Conscious of the macroeconomic impact of tighter household spending, Harris Technology adopted a conservative approach to conserve cash, clear ageing inventory, and shift its product strategy to emphasise higher-margin items (smart home goods!). These adjustments resulted in a decline in year-on-year revenue but positioned the Company for a rebound. Despite the difficulties, Harris Technology ended the year with $1.7 million in cash on hand, indicating financial stability for future projects.
One of these projects is their Manufacturer-to-Consumer (M2C) division which sells white-label tech products directly from manufacturing facilities directly to customers in the United States, Canada, United Kingdom, Singapore and Australia.
Harris Technology welcomes investors to join their mailing list here.
Booktopia (ASX: BKG)
Online book retailer Booktopia (ASX: BKG) reported a robust financial performance in FY23, with revenue totalling $197.6 million, marking a 17.9% decline on FY22. Booktopia also endured a $29 million net loss after tax, almost double the previous year’s $15m net loss.
In February 2023, the Company announced the opening of a new, highly automated Customer Fulfilment Centre (CFC). This launch is specifically geared towards the critical end-of-year sales events, including Black Friday and Christmas. The CFC is now operational and represents a substantial $12 million investment that is expected to contribute to annual revenue growth.
Moreover, Booktopia recently completed an equity raise, securing $10.9 million in additional capital. This infusion of funds has bolstered its working capital, allowing it to increase available inventory for the crucial Christmas period and facilitating a smooth transition to the new CFC.
Step One Clothing (ASX: STP)
In FY23, online underwear company Step One (ASX: STP) responded to customer demand by introducing vibrant core colours for both men and women, resulting in positive feedback. Step One also broadened its women’s product line in FY23 by introducing the women’s Bikini Brief in March 2023 with sound results.

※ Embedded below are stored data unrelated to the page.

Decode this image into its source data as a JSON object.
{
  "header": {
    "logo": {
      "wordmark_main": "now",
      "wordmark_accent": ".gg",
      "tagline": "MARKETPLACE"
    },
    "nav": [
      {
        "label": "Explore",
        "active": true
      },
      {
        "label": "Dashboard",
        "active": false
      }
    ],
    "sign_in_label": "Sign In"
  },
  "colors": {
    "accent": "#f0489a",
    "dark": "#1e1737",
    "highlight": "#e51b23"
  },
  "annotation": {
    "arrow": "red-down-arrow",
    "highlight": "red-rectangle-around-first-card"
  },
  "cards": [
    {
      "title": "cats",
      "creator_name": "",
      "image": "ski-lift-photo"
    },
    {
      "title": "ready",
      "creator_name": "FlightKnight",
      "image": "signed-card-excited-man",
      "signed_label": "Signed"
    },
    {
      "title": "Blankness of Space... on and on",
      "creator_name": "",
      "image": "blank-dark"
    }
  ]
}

Financially, FY23 saw Step One achieve $65.2 million in revenue, though it represented a 9.7% decrease compared to the previous year’s $72.2 million. Even so, its average order value increased by 19.3% to $89, and it added 257,000 new customers, reaching a total of over 1,358,000 global customers in FY23.
In keeping with its financials, the Company announced a dividend payout of 5 cents per share, returning most of the profits earned since the IPO to shareholders. In FY24, Step One plans to focus on profitable growth in Australia and the UK and expand its sales channels.
From innerwear to books, smart household items and more—people’s wishlists this year might represent a mix of functional items and little luxuries. And these companies are poised to become go-to picks.